I have a dataframe in which few of the columns are object, and I want to change one of them into a int column so I can work with it. and do some calculation. but when ever am trying to do it am getting this error.
here's my code.
code which giving me the error.
df['Amount in USD']=df['Amount in USD'].str.replace(',', '') #this worked fine
df['Amount in USD']=df['Amount in USD'].astype(int) #but this doesn't
error
---------------------------------------------------------------------------
ValueError Traceback (most recent call last)
<ipython-input-21-b9d8d4e75b08> in <module>
----> 1 df['Amount in USD']=df['Amount in USD'].astype(int)
/Library/Frameworks/Python.framework/Versions/3.8/lib/python3.8/site-packages/pandas/core/generic.py in astype(self, dtype, copy, errors)
5870 else:
5871 # else, only a single dtype is given
-> 5872 new_data = self._mgr.astype(dtype=dtype, copy=copy, errors=errors)
5873 return self._constructor(new_data).__finalize__(self, method="astype")
5874
/Library/Frameworks/Python.framework/Versions/3.8/lib/python3.8/site-packages/pandas/core/internals/managers.py in astype(self, dtype, copy, errors)
629 self, dtype, copy: bool = False, errors: str = "raise"
630 ) -> "BlockManager":
--> 631 return self.apply("astype", dtype=dtype, copy=copy, errors=errors)
632
633 def convert(
/Library/Frameworks/Python.framework/Versions/3.8/lib/python3.8/site-packages/pandas/core/internals/managers.py in apply(self, f, align_keys, ignore_failures, **kwargs)
425 applied = b.apply(f, **kwargs)
426 else:
--> 427 applied = getattr(b, f)(**kwargs)
428 except (TypeError, NotImplementedError):
429 if not ignore_failures:
/Library/Frameworks/Python.framework/Versions/3.8/lib/python3.8/site-packages/pandas/core/internals/blocks.py in astype(self, dtype, copy, errors)
671 vals1d = values.ravel()
672 try:
--> 673 values = astype_nansafe(vals1d, dtype, copy=True)
674 except (ValueError, TypeError):
675 # e.g. astype_nansafe can fail on object-dtype of strings
/Library/Frameworks/Python.framework/Versions/3.8/lib/python3.8/site-packages/pandas/core/dtypes/cast.py in astype_nansafe(arr, dtype, copy, skipna)
1072 # work around NumPy brokenness, #1987
1073 if np.issubdtype(dtype.type, np.integer):
-> 1074 return lib.astype_intsafe(arr.ravel(), dtype).reshape(arr.shape)
1075
1076 # if we have a datetime/timedelta array of objects
pandas/_libs/lib.pyx in pandas._libs.lib.astype_intsafe()
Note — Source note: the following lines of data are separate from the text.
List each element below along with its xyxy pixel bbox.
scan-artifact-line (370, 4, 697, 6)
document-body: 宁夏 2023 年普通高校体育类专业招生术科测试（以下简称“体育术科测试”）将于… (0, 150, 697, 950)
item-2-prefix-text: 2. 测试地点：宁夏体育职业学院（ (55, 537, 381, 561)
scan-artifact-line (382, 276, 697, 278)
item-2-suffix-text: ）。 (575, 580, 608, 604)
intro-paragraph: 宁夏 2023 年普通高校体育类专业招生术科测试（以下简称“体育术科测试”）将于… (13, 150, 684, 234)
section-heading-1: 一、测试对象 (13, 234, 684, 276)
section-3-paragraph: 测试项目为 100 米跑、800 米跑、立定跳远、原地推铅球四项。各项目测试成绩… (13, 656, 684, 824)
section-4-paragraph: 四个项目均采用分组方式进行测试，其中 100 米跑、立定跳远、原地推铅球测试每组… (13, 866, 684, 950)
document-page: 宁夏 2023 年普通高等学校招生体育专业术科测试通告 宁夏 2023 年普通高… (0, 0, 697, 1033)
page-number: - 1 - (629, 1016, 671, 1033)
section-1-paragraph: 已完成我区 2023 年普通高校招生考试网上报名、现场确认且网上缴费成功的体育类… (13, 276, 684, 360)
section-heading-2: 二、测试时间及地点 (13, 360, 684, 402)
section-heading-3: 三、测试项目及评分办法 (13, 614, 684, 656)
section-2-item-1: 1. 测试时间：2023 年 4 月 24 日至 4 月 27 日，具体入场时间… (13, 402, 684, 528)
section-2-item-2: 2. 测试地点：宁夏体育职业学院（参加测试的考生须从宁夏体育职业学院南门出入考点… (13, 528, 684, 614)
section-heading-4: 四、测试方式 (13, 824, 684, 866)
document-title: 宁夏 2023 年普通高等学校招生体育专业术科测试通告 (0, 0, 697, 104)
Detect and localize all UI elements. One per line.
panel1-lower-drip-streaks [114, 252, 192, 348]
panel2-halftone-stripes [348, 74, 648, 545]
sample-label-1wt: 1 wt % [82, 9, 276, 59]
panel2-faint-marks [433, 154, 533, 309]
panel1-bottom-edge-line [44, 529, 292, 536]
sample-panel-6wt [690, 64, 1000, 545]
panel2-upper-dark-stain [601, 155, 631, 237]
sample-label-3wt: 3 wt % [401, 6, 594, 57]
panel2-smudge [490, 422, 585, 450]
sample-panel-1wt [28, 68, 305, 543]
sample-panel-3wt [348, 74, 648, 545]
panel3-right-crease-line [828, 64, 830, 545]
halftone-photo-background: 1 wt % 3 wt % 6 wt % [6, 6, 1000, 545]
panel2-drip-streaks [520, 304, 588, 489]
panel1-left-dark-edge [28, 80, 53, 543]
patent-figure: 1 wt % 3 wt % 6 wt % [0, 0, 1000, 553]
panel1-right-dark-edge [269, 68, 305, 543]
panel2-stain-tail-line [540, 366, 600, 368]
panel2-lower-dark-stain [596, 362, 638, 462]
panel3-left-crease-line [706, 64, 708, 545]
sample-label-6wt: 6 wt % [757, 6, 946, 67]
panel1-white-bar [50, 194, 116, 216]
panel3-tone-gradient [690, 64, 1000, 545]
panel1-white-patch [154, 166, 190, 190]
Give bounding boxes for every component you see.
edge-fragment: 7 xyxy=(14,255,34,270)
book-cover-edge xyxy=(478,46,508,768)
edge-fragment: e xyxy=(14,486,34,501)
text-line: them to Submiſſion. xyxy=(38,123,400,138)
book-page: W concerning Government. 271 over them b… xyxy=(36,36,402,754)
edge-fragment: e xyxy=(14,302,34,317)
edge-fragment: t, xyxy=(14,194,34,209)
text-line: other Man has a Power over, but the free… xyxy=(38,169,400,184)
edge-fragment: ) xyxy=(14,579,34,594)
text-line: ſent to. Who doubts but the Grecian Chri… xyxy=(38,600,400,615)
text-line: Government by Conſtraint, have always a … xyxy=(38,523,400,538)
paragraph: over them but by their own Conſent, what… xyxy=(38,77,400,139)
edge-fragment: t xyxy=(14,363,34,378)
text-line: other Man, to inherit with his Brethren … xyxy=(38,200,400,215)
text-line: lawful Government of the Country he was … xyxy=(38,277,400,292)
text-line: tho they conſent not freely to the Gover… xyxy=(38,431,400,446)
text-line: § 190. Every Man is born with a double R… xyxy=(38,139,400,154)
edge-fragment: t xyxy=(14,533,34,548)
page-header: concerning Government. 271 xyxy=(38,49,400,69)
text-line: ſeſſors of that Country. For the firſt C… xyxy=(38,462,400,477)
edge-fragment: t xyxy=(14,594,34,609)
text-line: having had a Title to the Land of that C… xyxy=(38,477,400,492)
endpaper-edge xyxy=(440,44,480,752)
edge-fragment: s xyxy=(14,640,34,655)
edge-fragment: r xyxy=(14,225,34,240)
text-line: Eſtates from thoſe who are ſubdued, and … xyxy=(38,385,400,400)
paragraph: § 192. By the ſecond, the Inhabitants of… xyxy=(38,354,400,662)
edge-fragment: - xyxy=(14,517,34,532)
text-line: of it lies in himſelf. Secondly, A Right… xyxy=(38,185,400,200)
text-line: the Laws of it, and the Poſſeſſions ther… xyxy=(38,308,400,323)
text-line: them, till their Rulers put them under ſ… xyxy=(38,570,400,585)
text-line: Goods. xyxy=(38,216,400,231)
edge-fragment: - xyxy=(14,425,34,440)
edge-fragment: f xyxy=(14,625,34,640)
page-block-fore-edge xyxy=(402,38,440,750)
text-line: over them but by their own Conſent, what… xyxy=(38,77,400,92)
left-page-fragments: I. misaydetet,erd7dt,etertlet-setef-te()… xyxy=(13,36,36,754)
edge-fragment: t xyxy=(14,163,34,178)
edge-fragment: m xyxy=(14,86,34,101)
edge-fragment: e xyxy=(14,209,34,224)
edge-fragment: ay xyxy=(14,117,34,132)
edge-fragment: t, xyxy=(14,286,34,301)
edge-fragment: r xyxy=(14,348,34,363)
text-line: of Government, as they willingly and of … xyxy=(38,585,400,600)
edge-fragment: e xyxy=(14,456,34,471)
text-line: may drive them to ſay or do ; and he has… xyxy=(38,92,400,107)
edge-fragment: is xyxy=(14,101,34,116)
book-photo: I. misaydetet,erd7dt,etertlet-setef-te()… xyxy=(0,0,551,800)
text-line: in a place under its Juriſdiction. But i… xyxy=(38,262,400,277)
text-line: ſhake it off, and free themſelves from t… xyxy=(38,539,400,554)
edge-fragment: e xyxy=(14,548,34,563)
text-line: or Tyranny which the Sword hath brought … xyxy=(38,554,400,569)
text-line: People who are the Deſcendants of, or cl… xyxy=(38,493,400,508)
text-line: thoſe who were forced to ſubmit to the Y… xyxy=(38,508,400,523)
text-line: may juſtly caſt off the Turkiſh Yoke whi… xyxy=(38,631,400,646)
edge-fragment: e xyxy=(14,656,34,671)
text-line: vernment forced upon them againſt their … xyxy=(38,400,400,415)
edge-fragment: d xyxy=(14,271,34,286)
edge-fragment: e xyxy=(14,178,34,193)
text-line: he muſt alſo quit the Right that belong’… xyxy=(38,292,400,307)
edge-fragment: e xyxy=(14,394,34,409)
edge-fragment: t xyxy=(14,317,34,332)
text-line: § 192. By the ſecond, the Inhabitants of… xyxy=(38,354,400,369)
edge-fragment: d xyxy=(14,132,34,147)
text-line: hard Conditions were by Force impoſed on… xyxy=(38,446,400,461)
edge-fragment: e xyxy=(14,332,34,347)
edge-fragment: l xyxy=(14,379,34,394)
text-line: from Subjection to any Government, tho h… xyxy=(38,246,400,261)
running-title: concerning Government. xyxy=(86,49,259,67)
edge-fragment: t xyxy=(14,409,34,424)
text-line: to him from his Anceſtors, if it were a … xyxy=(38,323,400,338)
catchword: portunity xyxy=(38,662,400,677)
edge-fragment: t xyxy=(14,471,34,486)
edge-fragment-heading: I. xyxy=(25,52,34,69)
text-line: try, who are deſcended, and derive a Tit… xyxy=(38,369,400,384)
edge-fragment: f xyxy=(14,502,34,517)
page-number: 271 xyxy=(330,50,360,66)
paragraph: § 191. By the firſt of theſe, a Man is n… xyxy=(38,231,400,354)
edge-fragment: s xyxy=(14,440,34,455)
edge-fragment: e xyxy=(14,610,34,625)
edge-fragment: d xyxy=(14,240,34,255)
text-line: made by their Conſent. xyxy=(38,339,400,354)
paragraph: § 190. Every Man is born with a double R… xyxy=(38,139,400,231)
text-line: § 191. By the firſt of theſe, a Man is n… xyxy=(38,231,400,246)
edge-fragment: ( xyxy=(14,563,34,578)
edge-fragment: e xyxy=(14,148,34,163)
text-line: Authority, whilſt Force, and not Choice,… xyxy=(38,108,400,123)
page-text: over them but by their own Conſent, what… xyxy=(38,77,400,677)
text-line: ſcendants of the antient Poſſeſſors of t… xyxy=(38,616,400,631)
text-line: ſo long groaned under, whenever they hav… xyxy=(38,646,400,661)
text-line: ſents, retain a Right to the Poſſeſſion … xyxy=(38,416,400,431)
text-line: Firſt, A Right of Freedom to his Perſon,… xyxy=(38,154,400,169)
ValueError: invalid literal for int() with base 10: 'undisclosed'
info about the data frame.
0 Sr No 3044 non-null int64
1 Date dd/mm/yyyy 3044 non-null object
2 Startup Name 3044 non-null object
3 Industry Vertical 2873 non-null object
4 SubVertical 2108 non-null object
5 City Location 2864 non-null object
6 Investors Name 3020 non-null object
7 InvestmentnType 3040 non-null object
8 Amount in USD 2084 non-null object
9 Remarks 419 non-null object
here the sample of my data frame
Sr No Date dd/mm/yyyy Startup Name Industry Vertical SubVertical City Location Investors Name InvestmentnType Amount in USD Remarks
0 1 09/01/2020 BYJU’S E-Tech E-learning Bengaluru Tiger Global Management Private Equity Round 20,00,00,000 NaN
1 2 13/01/2020 Shuttl Transportation App based shuttle service Gurgaon Susquehanna Growth Equity Series C 80,48,394 NaN
2 3 09/01/2020 Mamaearth E-commerce Retailer of baby and toddler products Bengaluru Sequoia Capital India Series B 1,83,58,860 NaN
3 4 02/01/2020 https://www.wealthbucket.in/ FinTech Online Investment New Delhi Vinod Khatumal Pre-series A 30,00,000 NaN
Amount in USDcolumn; from what you show, it would certainly seem that in contains non-numeric entries (such as'undisclosed'), hence the expected error.